1. The problem statement, all variables and given/known data
Two spherical cavities, of radii a and b, are hollowed out from the interior of a (neutral) conducting sphere of radius R. At the center of each cavity a point charge is placed--call these charges q_a and q_b.
Why is it necessarily true that the force on q_a and q_b is 0? Why is it true that the force is still zero no matter what kind of charge distribution you have outside the conductor.

2. Relevant equations

3. The attempt at a solution
You can use Gauss's Law to find the electric field in each cavity. And you find that it is as the charge were isolated in space. But that doesn't tell you the electric field at the charge...only around it, right?

2. Feb 10, 2008

### jacobrhcp

*is a little rusty on the subject*

conducting sphere means that, if there is an electric field in the conducting sphere, then the electrons in the conducting sphere will move as to create an electric field to cancel the electric field in place, right?

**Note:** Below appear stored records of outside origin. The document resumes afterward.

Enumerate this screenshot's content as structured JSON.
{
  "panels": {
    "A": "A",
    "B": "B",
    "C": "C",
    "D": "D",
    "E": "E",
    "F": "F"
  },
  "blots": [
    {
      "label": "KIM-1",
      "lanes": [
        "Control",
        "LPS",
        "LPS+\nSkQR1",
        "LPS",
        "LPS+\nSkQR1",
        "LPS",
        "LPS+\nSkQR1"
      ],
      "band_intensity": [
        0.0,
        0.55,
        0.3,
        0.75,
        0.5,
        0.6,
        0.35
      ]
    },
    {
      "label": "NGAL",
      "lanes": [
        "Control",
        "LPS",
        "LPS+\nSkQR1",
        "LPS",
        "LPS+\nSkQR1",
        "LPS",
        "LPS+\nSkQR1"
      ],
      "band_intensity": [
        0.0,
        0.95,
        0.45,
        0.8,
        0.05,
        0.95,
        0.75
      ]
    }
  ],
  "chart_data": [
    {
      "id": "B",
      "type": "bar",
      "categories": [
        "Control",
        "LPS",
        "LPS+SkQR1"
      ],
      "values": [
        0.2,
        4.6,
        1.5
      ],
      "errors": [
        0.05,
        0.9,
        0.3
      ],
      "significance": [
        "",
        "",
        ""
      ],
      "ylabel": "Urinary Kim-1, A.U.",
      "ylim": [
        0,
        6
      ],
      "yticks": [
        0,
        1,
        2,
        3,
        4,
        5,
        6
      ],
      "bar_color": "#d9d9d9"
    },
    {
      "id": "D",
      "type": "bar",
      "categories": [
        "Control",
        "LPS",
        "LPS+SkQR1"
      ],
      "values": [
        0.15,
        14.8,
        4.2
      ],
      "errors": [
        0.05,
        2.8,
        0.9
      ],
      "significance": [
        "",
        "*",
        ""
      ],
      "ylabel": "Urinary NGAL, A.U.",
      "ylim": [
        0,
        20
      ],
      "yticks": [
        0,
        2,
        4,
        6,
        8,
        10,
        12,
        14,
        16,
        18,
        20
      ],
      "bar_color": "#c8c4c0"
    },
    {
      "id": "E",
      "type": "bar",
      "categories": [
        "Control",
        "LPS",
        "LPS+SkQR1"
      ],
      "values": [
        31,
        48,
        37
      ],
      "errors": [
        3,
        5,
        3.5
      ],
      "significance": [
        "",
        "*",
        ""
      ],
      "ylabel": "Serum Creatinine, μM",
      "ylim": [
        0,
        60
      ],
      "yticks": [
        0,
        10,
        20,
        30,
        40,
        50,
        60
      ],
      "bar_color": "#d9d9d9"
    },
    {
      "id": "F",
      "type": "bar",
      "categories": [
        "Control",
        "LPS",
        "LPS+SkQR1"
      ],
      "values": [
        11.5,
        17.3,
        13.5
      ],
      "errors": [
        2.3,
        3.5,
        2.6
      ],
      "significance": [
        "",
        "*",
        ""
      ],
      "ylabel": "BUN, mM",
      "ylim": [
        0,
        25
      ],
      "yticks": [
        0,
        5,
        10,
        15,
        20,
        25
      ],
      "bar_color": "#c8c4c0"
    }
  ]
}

That would answer you question, because E=0 => F=0

3. Feb 10, 2008

### ehrenfest

But q_a and q_b are in cavities, not in the meat of the conductor.

4. Feb 10, 2008

### pam

Draw a Gaussian sphere in the conductor, just outside one cavity. The E field is zero everywhere on the sphere. This can only happen if the surface charge on the inside of the cavity is spherically symmetric, i.e. constant. Then the field at the center of the spherical cavity will be zero, giving zero force on the point charge. This only happens at the center of the cavity. There would be a force on a charge at other points in the cavity.

5. Feb 10, 2008

### kdv

I was going to say exactly the same thing.